In total contrast, some countries are under siege. Sweden implemented a controversial ‘herd immunity’ theory and life continued as normal, in total contradiction to most other countries. For some time, most fatalities occurred in poorly protected care homes but, sadly, Sweden has now taken the undesirable title of highest death rate per capita, in the world. The government have now admitted they got things very wrong.

It is impossible to discuss poor handling of the crisis, without discussing the UK. Widely considered the current European epicentre of the pandemic, nearly 40,000 people have tragically died and this is still increasing at a rate of hundreds per day. There has been harsh criticism and utter confusion at some of the decisions made throughout. Many believe the country is moving too quickly in exiting a lockdown that was very loosely advised in the first place. All of these factors should be seriously considered when deciding where to work and what options are available.

Always take basic precautions

Covid-19 can be a devastating disease. Many will recover and have mild infection. However, there are higher risk factors such as age and general health. In addition, the reality is that some people just react badly to the virus and survival can still result in long term effects. Safety and minimising risk absolutely has to be priority.

If you are going back to work then it is important to be mindful. Social distancing is shown to lower transmission rate. Furthermore, regular hand washing or using hand sanitiser of at least 60% alcohol is a must. Avoid touching your face and it is advisable to minimise your alcohol intake to stay aware and alert.

When will different countries reopen strip clubs?

Some countries are already reopening in some form. Norwegian clubs are working on restricted hours with no more than 5 guests at a table or orders at the bar. Switzerland and the Netherlands have indicated clubs can open within the next few weeks. Countries such as Germany, Ireland and Denmark are currently advising that club may reopen around August. Italy and Spain, the previous European epicentres are tentatively reopening though out June and July. All countries are setting the expectation of limited capacity, hours and with strict social distancing. Swedish clubs never closed and worked under the advice of social distancing. As mentioned, this has proven to be a potentially fatal decision.

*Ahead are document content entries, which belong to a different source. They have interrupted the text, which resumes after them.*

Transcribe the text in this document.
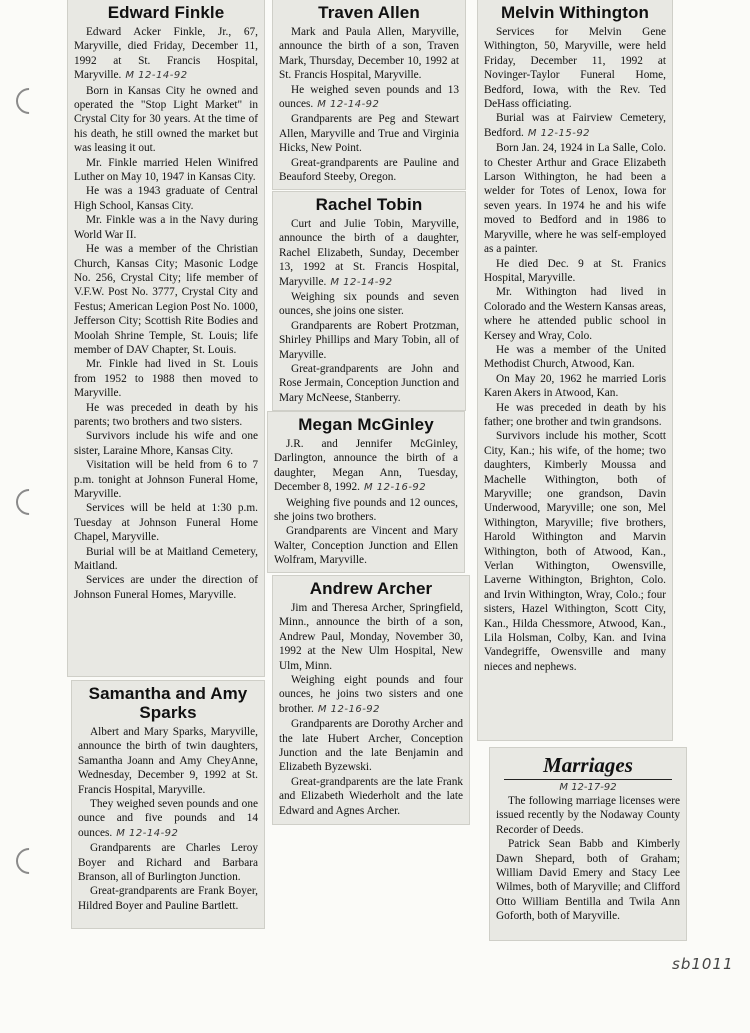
Edward Finkle

Edward Acker Finkle, Jr., 67, Maryville, died Friday, December 11, 1992 at St. Francis Hospital, Maryville. M 12-14-92

Born in Kansas City he owned and operated the "Stop Light Market" in Crystal City for 30 years. At the time of his death, he still owned the market but was leasing it out.

Mr. Finkle married Helen Winifred Luther on May 10, 1947 in Kansas City.

He was a 1943 graduate of Central High School, Kansas City.

Mr. Finkle was a in the Navy during World War II.

He was a member of the Christian Church, Kansas City; Masonic Lodge No. 256, Crystal City; life member of V.F.W. Post No. 3777, Crystal City and Festus; American Legion Post No. 1000, Jefferson City; Scottish Rite Bodies and Moolah Shrine Temple, St. Louis; life member of DAV Chapter, St. Louis.

Mr. Finkle had lived in St. Louis from 1952 to 1988 then moved to Maryville.

He was preceded in death by his parents; two brothers and two sisters.

Survivors include his wife and one sister, Laraine Mhore, Kansas City.

Visitation will be held from 6 to 7 p.m. tonight at Johnson Funeral Home, Maryville.

Services will be held at 1:30 p.m. Tuesday at Johnson Funeral Home Chapel, Maryville.

Burial will be at Maitland Cemetery, Maitland.

Services are under the direction of Johnson Funeral Homes, Maryville.

Samantha and Amy Sparks

Albert and Mary Sparks, Maryville, announce the birth of twin daughters, Samantha Joann and Amy CheyAnne, Wednesday, December 9, 1992 at St. Francis Hospital, Maryville.

They weighed seven pounds and one ounce and five pounds and 14 ounces. M 12-14-92

Grandparents are Charles Leroy Boyer and Richard and Barbara Branson, all of Burlington Junction.

Great-grandparents are Frank Boyer, Hildred Boyer and Pauline Bartlett.

Traven Allen

Mark and Paula Allen, Maryville, announce the birth of a son, Traven Mark, Thursday, December 10, 1992 at St. Francis Hospital, Maryville.

He weighed seven pounds and 13 ounces. M 12-14-92

Grandparents are Peg and Stewart Allen, Maryville and True and Virginia Hicks, New Point.

Great-grandparents are Pauline and Beauford Steeby, Oregon.

Rachel Tobin

Curt and Julie Tobin, Maryville, announce the birth of a daughter, Rachel Elizabeth, Sunday, December 13, 1992 at St. Francis Hospital, Maryville. M 12-14-92

Weighing six pounds and seven ounces, she joins one sister.

Grandparents are Robert Protzman, Shirley Phillips and Mary Tobin, all of Maryville.

Great-grandparents are John and Rose Jermain, Conception Junction and Mary McNeese, Stanberry.

Megan McGinley

J.R. and Jennifer McGinley, Darlington, announce the birth of a daughter, Megan Ann, Tuesday, December 8, 1992. M 12-16-92

Weighing five pounds and 12 ounces, she joins two brothers.

Grandparents are Vincent and Mary Walter, Conception Junction and Ellen Wolfram, Maryville.

Andrew Archer

Jim and Theresa Archer, Springfield, Minn., announce the birth of a son, Andrew Paul, Monday, November 30, 1992 at the New Ulm Hospital, New Ulm, Minn.

Weighing eight pounds and four ounces, he joins two sisters and one brother. M 12-16-92

Grandparents are Dorothy Archer and the late Hubert Archer, Conception Junction and the late Benjamin and Elizabeth Byzewski.

Great-grandparents are the late Frank and Elizabeth Wiederholt and the late Edward and Agnes Archer.

Melvin Withington

Services for Melvin Gene Withington, 50, Maryville, were held Friday, December 11, 1992 at Novinger-Taylor Funeral Home, Bedford, Iowa, with the Rev. Ted DeHass officiating.

Burial was at Fairview Cemetery, Bedford. M 12-15-92

Born Jan. 24, 1924 in La Salle, Colo. to Chester Arthur and Grace Elizabeth Larson Withington, he had been a welder for Totes of Lenox, Iowa for seven years. In 1974 he and his wife moved to Bedford and in 1986 to Maryville, where he was self-employed as a painter.

He died Dec. 9 at St. Franics Hospital, Maryville.

Mr. Withington had lived in Colorado and the Western Kansas areas, where he attended public school in Kersey and Wray, Colo.

He was a member of the United Methodist Church, Atwood, Kan.

On May 20, 1962 he married Loris Karen Akers in Atwood, Kan.

He was preceded in death by his father; one brother and twin grandsons.

Survivors include his mother, Scott City, Kan.; his wife, of the home; two daughters, Kimberly Moussa and Machelle Withington, both of Maryville; one grandson, Davin Underwood, Maryville; one son, Mel Withington, Maryville; five brothers, Harold Withington and Marvin Withington, both of Atwood, Kan., Verlan Withington, Owensville, Laverne Withington, Brighton, Colo. and Irvin Withington, Wray, Colo.; four sisters, Hazel Withington, Scott City, Kan., Hilda Chessmore, Atwood, Kan., Lila Holsman, Colby, Kan. and Ivina Vandegriffe, Owensville and many nieces and nephews.

Marriages
M 12-17-92

The following marriage licenses were issued recently by the Nodaway County Recorder of Deeds.

Patrick Sean Babb and Kimberly Dawn Shepard, both of Graham; William David Emery and Stacy Lee Wilmes, both of Maryville; and Clifford Otto William Bentilla and Twila Ann Goforth, both of Maryville.

sb1011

Strip clubs – survival of the fittest

It is a sad reality that not every business is going to survive this crisis. Strip clubs are no exception. Those that have been managed correctly beforehand or are fortunate to be located in countries where governments are providing relief and assistance stand the best chances. With all of it’s faults, the UK government has provided tax relief and payroll support to businesses. Germany, the Netherlands and France also have employee retention schemes in place to help small and medium enterprise stay afloat. These have been, and will be, be a lifeline. We are now in a world where face masks are the norm, and in some cases, obligatory. There are dance wear businesses, such a Stripshop.com, that are selling items such as the Sequin Face Mask so dancers can protect themselves and their clients.

Adapt, adapt, adapt

The only way we can survive this, as an industry, is by being flexible. Adapting to the changing world around us. With so much going on in the world right now, it’s safe to say 2020 has been eventful. We have only just finished the first half and we have had, pandemics, natural disasters, political upheaval and global race protests. We need to be mindful of how fragile the world as we know it, is. Life is incredibly far removed from December 2019, so who knows where we will be in December 2020. There has never been a more important time to self educate, stay aware and be resourceful.